Reliability is key, with the system required to be “operational and able to fire every day for 30 days” while “untouched”. This is, in no small part, due to the fact that the Royal Navy openly anticipates deploying METIS on uncrewed ships: the RFI specifies that “the Minimum Viable Product for demonstration will be able to demonstrate effect against UXS from an uncrewed maritime platform underway at sea while commanded from a crewed platform”.

METIS does not “prescribe” kinetic or non-kinetic solutions. Industry is free to put forward both approaches and combinations thereof.

Project TALON requires, with urgency, an “installable” CounterUAS capability suitable for maritime platforms to detect, track, identify, and defeat airborne threats. Solutions must provide “scalable kinetic and/or non-kinetic effects”, require minimal to no ship integration, operate with high autonomy, and are specifically required “be deployable on crewed vessels”.

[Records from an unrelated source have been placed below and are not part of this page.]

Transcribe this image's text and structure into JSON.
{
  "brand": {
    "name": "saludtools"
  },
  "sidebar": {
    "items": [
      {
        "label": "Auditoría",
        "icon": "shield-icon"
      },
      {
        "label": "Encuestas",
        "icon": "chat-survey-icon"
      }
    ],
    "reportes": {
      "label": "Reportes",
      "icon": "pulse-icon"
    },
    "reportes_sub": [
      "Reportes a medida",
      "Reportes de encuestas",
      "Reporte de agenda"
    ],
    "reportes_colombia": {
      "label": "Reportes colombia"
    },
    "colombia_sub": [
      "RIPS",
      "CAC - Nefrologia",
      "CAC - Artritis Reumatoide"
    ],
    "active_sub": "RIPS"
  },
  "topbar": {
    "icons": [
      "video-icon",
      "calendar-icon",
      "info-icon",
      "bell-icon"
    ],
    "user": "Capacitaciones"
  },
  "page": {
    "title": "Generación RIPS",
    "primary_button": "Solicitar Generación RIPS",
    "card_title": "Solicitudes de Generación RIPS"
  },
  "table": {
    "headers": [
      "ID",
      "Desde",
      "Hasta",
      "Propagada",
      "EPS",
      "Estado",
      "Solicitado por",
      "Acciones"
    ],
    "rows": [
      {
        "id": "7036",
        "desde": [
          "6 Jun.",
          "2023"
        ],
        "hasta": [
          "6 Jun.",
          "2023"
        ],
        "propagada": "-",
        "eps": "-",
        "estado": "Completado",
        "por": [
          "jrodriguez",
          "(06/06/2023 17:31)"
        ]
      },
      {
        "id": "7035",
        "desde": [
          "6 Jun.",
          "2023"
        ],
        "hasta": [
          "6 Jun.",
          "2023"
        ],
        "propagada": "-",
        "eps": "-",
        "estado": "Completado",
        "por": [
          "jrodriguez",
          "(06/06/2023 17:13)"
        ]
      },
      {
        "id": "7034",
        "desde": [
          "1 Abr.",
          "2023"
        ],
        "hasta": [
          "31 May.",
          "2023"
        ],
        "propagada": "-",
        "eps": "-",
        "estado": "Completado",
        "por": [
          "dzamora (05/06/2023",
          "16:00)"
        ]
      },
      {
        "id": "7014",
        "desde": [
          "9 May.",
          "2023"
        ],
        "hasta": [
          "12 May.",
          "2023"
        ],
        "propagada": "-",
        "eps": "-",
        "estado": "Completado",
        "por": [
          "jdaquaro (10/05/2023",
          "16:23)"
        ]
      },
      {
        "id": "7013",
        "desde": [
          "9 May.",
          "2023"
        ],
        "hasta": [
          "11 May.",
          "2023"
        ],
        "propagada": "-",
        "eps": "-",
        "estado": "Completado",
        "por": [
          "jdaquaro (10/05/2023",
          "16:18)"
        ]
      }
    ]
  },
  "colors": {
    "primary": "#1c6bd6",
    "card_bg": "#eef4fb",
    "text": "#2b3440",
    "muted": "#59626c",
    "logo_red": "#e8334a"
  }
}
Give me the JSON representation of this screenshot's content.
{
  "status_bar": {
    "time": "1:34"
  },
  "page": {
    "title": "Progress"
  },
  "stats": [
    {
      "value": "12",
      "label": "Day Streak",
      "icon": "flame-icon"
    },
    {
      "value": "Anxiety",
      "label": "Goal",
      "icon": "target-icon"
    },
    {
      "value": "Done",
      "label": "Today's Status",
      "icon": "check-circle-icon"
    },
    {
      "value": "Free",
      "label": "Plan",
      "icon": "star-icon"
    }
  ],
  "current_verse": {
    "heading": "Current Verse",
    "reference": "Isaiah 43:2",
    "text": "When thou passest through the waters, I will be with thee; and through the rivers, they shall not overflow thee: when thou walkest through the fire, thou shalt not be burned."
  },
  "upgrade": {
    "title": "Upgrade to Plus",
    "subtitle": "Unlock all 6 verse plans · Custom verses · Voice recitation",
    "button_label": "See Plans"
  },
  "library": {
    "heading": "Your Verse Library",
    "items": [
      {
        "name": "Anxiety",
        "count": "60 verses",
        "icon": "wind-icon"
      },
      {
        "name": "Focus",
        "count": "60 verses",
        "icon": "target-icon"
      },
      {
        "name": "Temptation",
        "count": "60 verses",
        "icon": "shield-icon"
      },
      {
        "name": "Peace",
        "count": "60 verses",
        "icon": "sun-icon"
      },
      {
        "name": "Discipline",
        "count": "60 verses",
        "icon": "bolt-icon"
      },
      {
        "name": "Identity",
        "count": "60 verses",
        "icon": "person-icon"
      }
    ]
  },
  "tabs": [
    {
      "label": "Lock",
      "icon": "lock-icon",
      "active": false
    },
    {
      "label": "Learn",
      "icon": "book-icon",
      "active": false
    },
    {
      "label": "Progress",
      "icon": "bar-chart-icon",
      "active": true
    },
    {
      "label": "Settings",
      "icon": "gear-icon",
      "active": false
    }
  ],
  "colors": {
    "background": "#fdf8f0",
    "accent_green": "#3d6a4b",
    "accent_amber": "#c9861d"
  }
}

Depending on industry response, if the project is seen as “deliverable”, the Navy aims to select credible solutions, get to contract and deliver an initial capability “within one month”. This seems incredibly ambitious and may “betray” the fact the Royal Navy already has its eyes on one or more solutions available on the market.

TALON must be able to defeat NATO Class 2 uncrewed air systems, which means systems weighing up to 600 kg with ranges of 200 km if not more. The RFI notes that “due to the diversity of this threat type, multiple solutions might be needed with a mix of electronic and physical attack methods”.

Focus is clearly in particular on kinetic solutions, however: it is specified that a single “platform” (PODS?) should store 25 kills (threshold), “with the aspiration to defeat 100 targets (objective), before resupply”. In terms of ranges, the minimum defended area required is of 100km2 (threshold), which denotes a range of just under 6 km; and on objective up to 2,500km2 which implies a range of over 25 km.

These are ambitious requirements and it is not immediately obvious who might be able to respond. As we reported recently, Babcock has teamed up with Frankenburg Technologies to develop an affordable, “containerized” solution for use on warships, centred on the low-cost interceptor missiles developed by Frankenburg. Project TALON anticipates the solution to be self contained, relaying probably on its own sensor fit.

Known, earlier efforts by the Royal Navy in the C-UAS field saw the procurement after 2020 of at least 11 portable sets, primarily aimed at contrasting Class 1 small drones. The “sets” comprise the Passive Detection & Ranging (PDAR) system by LiveLink Aerospace and the SKYNET radiofrequency jammer by Kirintec.

Project METIS’s focus on embarkation on large uncrewed ships is only the latest in a string of “hints” about Royal Navy plans to procure sizeable uncrewed ships (earlier RFIs for modular MCM and ASW sensor solutions openly indicated a 40 meters USV).

It is hoped that the Defence Investment Program, when published, will have something to say about the actual procurement and build of these vessels.